O Atlético-MG entra nessa reta decisiva de abril com uma equação complexa que deve ditar o ritmo do elenco na janela de julho. Gustavo Scarpa e Igor Gomes vivem realidades distintas na Cidade do Galo, mas ambos têm algo em comum: o destino de suas carreiras no clube está diretamente atrelado à campanha alvinegra na Copa Sul-Americana.
Os bastidores indicam que o desempenho esportivo nas próximas rodadas será o termômetro para decidir quem fica e quem pode gerar caixa no meio do ano. Com a derrota na estreia para o Puerto Cabello e a lanterna momentânea do Grupo B, o Galo joga sob uma pressão que vai além das quatro linhas, principalmente porque o Atlético precisa mostrar reação imediata.
Sul-Americana: O termômetro estratégico do Galo
Para o CEO Pedro Daniel, o foco principal do Atlético em 2026 é o Brasileirão, mas a Sul-Americana virou uma questão de honra e de finanças. O trauma do vice-campeonato em 2025 ainda ecoa internamente, e uma queda precoce na fase de grupos forçaria o clube a antecipar ajustes de rota. Além disso, a participação do Atlético na Sul-Americana será determinante para o planejamento financeiro do Galo.
- Cenário de Avanço: Se o time reagir e buscar a liderança, a prioridade será manter a profundidade do elenco para suportar o calendário.
- Cenário de Queda: Se a campanha naufragar, o Atlético deve abrir espaço para negociações, visando reduzir a folha e buscar perfis mais funcionais para o segundo semestre.
O dilema de Scarpa e a situação contratual de Igor Gomes

No caso de Gustavo Scarpa, o Galo detém um ativo com mercado internacional e contrato até o fim de 2027. Avaliado em € 5 milhões, Scarpa vive um momento ambíguo: perdeu a titularidade absoluta para Eduardo Domínguez, mas mostrou que ainda é decisivo ao marcar na vitória sobre o Athletico-PR. Ele é o nome que pode gerar lucro imediato, mas sua saída deixaria um vácuo técnico difícil de preencher em meio às competições, principalmente devido à importância estratégica do Atlético na temporada.
Já Igor Gomes vive um cenário mais urgente.
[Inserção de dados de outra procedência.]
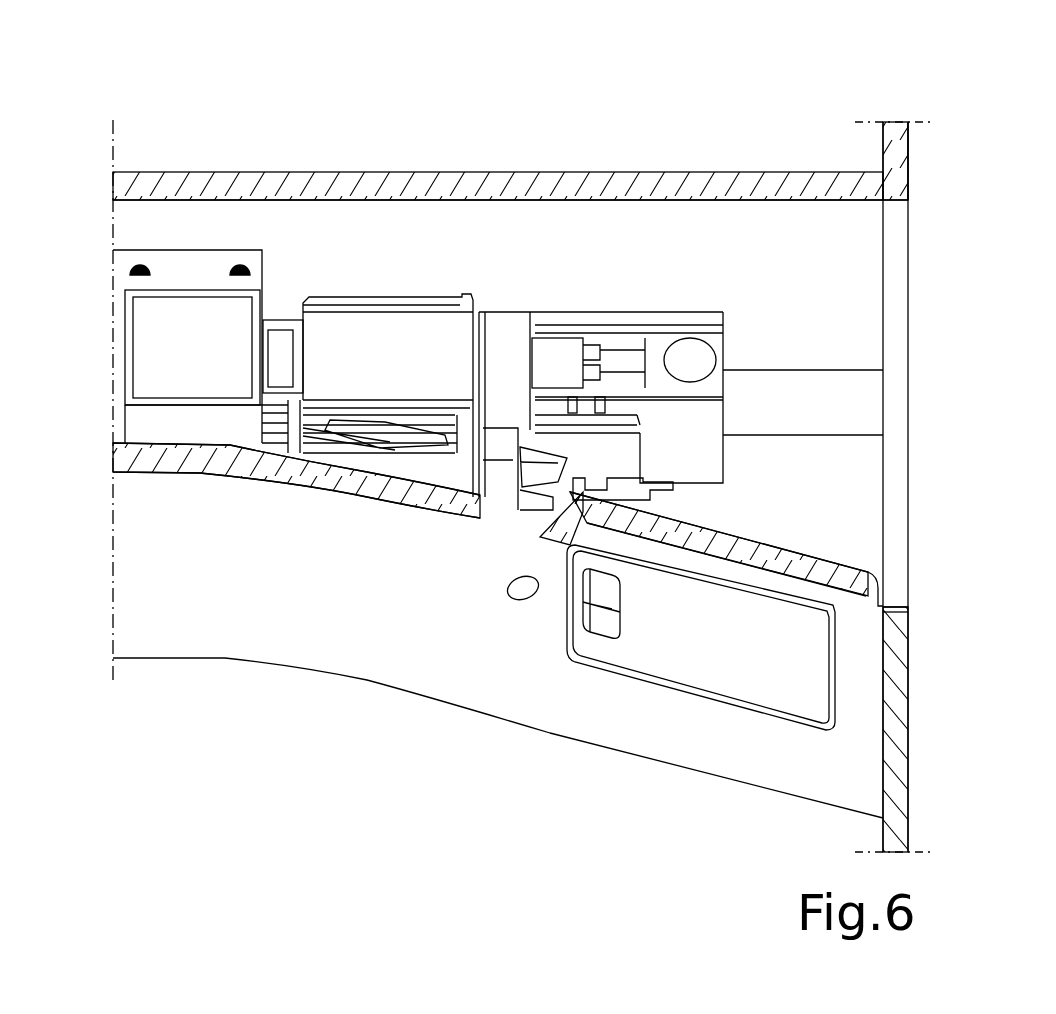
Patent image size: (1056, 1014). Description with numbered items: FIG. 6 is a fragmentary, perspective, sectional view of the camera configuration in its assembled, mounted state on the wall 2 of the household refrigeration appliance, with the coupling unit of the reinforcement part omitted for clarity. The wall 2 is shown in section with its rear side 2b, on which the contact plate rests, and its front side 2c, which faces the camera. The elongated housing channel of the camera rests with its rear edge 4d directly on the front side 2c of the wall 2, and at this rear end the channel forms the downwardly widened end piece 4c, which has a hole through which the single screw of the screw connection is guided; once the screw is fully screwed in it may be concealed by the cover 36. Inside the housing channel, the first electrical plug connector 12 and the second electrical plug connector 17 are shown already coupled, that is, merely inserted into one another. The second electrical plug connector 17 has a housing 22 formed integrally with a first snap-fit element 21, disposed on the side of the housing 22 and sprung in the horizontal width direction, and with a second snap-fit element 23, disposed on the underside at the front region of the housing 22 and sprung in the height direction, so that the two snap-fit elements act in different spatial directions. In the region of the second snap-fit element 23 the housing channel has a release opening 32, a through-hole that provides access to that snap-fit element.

The wall 2 is at (897, 120).
The rear side of the wall 2b is at (908, 140).
The front side of the wall 2c is at (883, 145).
The widened end piece 4c is at (665, 730).
The rear edge 4d is at (908, 622).
The first electrical plug connector 12 is at (190, 318).
The second electrical plug connector 17 is at (405, 292).
The first snap-fit element 21 is at (640, 318).
The housing 22 is at (513, 307).
The second snap-fit element 23 is at (530, 482).
The release opening 32 is at (523, 590).
The cover 36 is at (758, 690).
Com contrato apenas até 31 de dezembro de 2026 e sem avanços na renovação, o meia corre o risco de assinar um pré-contrato com outra equipe já em julho, o que pode afetar o grupo do Atlético negativamente.
O rendimento recente, com pouca minutagem sob o comando da comissão técnica, reforça a tese de que Igor é o candidato número um a deixar o clube caso a Sul-Americana não apresente um horizonte de muitos jogos. Ou seja, a situação de permanência no elenco está muito relacionada ao desempenho do Atlético.
O que esperar da janela de julho?
O Atlético se posiciona de forma estratégica. Manter Scarpa faz sentido em um cenário de protagonismo continental. Por outro lado, a “Era SAF” do Galo exige responsabilidade: se o retorno esportivo na Sul-Americana não vier, o mercado será a solução para equilibrar as contas e oxigenar o grupo comandado por Eduardo Domínguez. Inclusive, o Atlético pode aproveitar a janela de julho para inovar na estrutura do elenco.
O Galo volta a campo para tentar a reabilitação no torneio continental, sabendo que cada ponto conquistado ajuda a segurar seus principais nomes ou, em caso de erro, acelera o adeus de peças importantes do elenco atual, como já ocorreu anteriormente com o Atlético.